One of Australia's leading economists, Chris Richardson, has criticized the housing market in Australia, describing it as a "misery machine." Despite the Reserve Bank's 13 interest rate increases in just 18 months, house prices continue to reach record levels. Richardson identifies rapid population growth as the primary reason behind this escalating problem.
According to Richardson's assessment on the ABC's Q+A program, the average middle-market house in Sydney, Melbourne, and Brisbane is now unaffordable for average full-time earners, even those on a low six-figure salary. Richardson's previous belief that interest rates would alleviate the situation has been debunked, leading him to emphasize the urgent need for increased construction of high-rise units and a reduction in immigration.
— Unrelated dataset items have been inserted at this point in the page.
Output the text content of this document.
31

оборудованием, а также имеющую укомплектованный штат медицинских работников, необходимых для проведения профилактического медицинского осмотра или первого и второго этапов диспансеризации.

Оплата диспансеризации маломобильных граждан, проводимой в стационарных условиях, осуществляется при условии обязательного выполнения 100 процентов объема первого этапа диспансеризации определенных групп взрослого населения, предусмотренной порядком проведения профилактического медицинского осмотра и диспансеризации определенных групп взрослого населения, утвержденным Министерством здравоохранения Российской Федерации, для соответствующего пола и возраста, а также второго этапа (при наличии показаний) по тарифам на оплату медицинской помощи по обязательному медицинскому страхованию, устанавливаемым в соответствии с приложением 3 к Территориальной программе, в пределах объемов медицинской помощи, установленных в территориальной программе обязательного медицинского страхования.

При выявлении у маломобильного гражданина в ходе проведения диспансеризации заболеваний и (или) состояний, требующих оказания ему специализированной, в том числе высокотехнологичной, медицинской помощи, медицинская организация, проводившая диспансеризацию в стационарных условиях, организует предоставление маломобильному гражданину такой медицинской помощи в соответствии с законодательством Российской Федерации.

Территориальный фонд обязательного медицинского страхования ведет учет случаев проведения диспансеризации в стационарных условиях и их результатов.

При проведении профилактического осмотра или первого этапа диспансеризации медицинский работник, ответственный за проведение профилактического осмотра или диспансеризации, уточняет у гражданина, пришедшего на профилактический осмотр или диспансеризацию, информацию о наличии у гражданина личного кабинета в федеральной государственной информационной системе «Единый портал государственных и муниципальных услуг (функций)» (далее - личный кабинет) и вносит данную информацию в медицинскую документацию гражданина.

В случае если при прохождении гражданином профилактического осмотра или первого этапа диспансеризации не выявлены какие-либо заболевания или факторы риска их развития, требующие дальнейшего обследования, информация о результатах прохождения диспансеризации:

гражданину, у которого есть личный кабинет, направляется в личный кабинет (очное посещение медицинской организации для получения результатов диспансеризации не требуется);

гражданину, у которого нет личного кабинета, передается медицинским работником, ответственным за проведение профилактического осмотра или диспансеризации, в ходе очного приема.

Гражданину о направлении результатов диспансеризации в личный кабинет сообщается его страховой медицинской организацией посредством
Richardson acknowledges the challenges posed by expensive housing in Australia, primarily due to cumbersome council and planning department regulations. He argues that after four decades, Australia has failed to adequately address this pressing issue and must now consider immigration as part of the equation.
The latest statistics reveal a significant shortfall in the number of homes needed to house the growing population. In the last financial year, Australia constructed only 168,231 private homes, resulting in a shortage of at least 140,000 residences. To confront this housing crisis, Prime Minister Anthony Albanese announced a plan to build 1.2 million new well-located homes over the next five years, pressuring states to change planning laws that hinder high-rise apartment developments.
Despite interest rates being raised to combat high inflation, Sydney's median house price has increased by 12.1 percent since January. This surge has exacerbated the issue of mortgage stress, with borrowers needing an annual income of $186,251 to avoid owing the bank more than six times their salary. Furthermore, renters are facing challenges, as the national rental vacancy rate stood at just one percent in October.
Richardson proposes reducing the intake of international students to alleviate the housing shortage, particularly in Sydney, where median weekly house rents have reached $1,012. He points out that Australia's population growth rate of 2.2 percent is among the highest in the developed world, emphasizing the need for immediate action.
The Australian housing market is in dire need of solutions that go beyond interest rate adjustments. Addressing the shortage of affordable housing requires a focused effort on increasing construction, reducing red tape, and carefully examining immigration policies. Failure to act could have severe consequences for the country's economy and its citizens' living standards.